Mercer and colleagues reported a prospective randomized trial of aminoglutethimide (Cytadren, 125 mg twice daily) vs hydrocortisone (20 mg twice daily) in advanced breast cancer.[15] All patients were postmenopausal and had experienced disease progression on tamoxifen. Of 61 patients entered into the trial, 56 were included in the analysis. Three patients who received aminoglutethimide achieved a partial response (11%), while one partial and five complete responses (21%) were reported in the hydrocortisone group. Although this difference was not statistically significant, it does serve as evidence that corticosteroids have activity in breast cancer.
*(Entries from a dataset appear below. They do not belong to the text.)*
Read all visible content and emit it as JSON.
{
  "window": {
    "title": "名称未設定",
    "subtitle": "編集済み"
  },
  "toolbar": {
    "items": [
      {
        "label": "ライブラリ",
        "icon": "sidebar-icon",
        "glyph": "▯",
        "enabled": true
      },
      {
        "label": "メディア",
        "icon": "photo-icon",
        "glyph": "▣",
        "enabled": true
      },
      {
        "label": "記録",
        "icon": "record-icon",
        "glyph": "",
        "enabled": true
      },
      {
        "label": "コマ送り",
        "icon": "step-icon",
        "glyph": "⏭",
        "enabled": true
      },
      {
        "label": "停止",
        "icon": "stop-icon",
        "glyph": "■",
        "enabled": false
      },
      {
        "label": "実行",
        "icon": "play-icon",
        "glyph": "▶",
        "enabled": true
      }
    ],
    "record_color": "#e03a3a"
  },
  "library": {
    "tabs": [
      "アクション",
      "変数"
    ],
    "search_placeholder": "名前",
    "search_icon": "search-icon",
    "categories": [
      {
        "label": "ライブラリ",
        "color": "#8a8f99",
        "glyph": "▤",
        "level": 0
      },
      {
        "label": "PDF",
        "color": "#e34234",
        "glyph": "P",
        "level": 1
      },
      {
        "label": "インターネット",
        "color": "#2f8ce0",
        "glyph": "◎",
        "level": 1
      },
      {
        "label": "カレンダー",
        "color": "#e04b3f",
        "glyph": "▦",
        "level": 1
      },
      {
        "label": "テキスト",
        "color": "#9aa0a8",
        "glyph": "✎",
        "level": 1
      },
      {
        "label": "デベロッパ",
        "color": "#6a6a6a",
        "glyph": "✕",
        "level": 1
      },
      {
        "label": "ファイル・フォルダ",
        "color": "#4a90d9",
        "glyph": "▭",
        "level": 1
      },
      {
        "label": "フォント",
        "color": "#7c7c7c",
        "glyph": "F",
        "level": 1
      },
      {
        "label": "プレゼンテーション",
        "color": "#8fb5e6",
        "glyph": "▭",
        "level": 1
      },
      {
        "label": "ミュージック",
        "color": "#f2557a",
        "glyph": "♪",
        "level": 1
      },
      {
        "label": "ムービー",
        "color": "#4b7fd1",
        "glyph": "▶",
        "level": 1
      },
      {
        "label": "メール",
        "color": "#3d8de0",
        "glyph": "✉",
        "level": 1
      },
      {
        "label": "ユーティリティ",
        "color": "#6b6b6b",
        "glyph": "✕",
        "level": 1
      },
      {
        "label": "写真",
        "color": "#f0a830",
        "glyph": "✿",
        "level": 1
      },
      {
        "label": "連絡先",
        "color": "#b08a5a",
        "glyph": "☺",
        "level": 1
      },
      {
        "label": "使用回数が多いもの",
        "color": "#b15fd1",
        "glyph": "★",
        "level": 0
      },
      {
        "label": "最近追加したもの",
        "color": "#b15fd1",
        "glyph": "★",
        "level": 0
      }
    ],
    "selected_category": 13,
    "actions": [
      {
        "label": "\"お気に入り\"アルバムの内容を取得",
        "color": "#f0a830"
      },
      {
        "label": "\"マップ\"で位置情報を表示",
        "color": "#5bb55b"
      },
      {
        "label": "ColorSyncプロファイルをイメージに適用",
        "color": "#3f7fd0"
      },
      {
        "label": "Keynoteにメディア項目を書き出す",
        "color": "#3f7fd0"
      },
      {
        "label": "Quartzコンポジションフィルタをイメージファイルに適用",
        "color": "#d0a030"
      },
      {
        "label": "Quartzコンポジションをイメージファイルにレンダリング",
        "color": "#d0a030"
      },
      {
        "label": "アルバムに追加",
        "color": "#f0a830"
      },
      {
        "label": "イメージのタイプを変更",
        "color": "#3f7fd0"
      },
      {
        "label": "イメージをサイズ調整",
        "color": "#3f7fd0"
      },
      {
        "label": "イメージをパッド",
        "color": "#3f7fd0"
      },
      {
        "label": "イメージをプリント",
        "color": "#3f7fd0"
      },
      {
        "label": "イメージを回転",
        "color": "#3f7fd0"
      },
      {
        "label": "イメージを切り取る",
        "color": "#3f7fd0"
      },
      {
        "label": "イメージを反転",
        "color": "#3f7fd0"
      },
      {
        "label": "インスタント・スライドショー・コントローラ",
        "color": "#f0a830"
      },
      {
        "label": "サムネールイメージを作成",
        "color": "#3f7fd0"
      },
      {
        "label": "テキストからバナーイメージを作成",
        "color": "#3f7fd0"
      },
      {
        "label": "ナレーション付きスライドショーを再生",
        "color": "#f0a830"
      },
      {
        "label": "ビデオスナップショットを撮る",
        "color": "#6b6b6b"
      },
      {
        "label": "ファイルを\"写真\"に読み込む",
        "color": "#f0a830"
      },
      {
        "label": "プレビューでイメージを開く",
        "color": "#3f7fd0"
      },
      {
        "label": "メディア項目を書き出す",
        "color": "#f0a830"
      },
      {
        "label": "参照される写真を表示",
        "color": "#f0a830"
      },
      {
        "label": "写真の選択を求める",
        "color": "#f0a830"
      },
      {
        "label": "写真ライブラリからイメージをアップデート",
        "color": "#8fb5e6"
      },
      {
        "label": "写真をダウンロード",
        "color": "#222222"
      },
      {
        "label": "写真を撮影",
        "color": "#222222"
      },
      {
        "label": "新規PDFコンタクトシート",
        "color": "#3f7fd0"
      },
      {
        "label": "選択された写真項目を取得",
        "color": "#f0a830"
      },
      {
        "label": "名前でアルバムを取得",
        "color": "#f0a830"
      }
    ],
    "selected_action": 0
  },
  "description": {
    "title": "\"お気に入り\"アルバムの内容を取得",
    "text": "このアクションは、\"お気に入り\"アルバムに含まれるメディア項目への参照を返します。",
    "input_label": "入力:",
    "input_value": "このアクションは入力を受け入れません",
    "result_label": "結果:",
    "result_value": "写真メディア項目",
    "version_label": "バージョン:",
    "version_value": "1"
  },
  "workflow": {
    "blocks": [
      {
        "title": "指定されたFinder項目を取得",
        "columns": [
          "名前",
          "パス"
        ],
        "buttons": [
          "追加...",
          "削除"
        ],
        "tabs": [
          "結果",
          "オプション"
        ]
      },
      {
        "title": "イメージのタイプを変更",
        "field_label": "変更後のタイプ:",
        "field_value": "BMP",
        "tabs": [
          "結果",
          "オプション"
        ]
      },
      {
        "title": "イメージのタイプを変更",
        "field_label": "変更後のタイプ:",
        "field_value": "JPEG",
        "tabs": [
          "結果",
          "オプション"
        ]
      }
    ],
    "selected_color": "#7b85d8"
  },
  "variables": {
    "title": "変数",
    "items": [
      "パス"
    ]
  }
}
The authors did not report on clinical benefit.

Prostate Cancer

Hormone therapy is well established in the treatment of prostate cancer. However, progressive disease after failure of hormone therapy is a difficult problem for patients in this setting. Tannock and colleagues from the Princess Margaret Hospital in Toronto have reported their experience with prednisone in the treatment of hormone-refractory disease.[16] In an informative study, these investigators prospectively treated 37 men with symptomatic bone metastases with 7.5 to 10 mg of prednisone daily. Pain scores were assessed by three different measures at monthly intervals.

An improvement in all three pain scales without an increase in opiate dosages was reported for a minimum of 1 month in 14 (38%) patients. Responses did not correlate with alkaline or acid phosphatase measures, but did appear to correlate with suppression of adrenal androgens. Although the median duration of response was only slightly more than 4 months, the investigators concluded that there was improvement in quality of life with little toxicity or expense. These investigators have now reported on the superiority of the combination of mitoxantrone (Novantrone) and prednisone as palliation for a similar group of patients; however, this therapy was not associated with a survival advantage.[17] Some patients will opt not to receive chemotherapy, although corticosteroids alone may be beneficial.

Sartor and colleagues assessed the effects of prednisone, 10 mg twice daily, on prostate-specific antigen (PSA) in 29 men with progressive, hormone-refractory prostate cancer.[18] Twenty-six of the patients were symptomatic. PSA levels declined by at least 25% in 14 (48%) of the patients, and 23 of 26 reported an improvement in appetite, weight gain, or pain control. The median progression-free survival was 2 months; however, median overall survival was 12.8 months after initiation of therapy with prednisone. The duration of symptom control and any correlation with PSA measurements were not reported, but would be of interest as patients lived an average of 10 months beyond the development of progressive disease.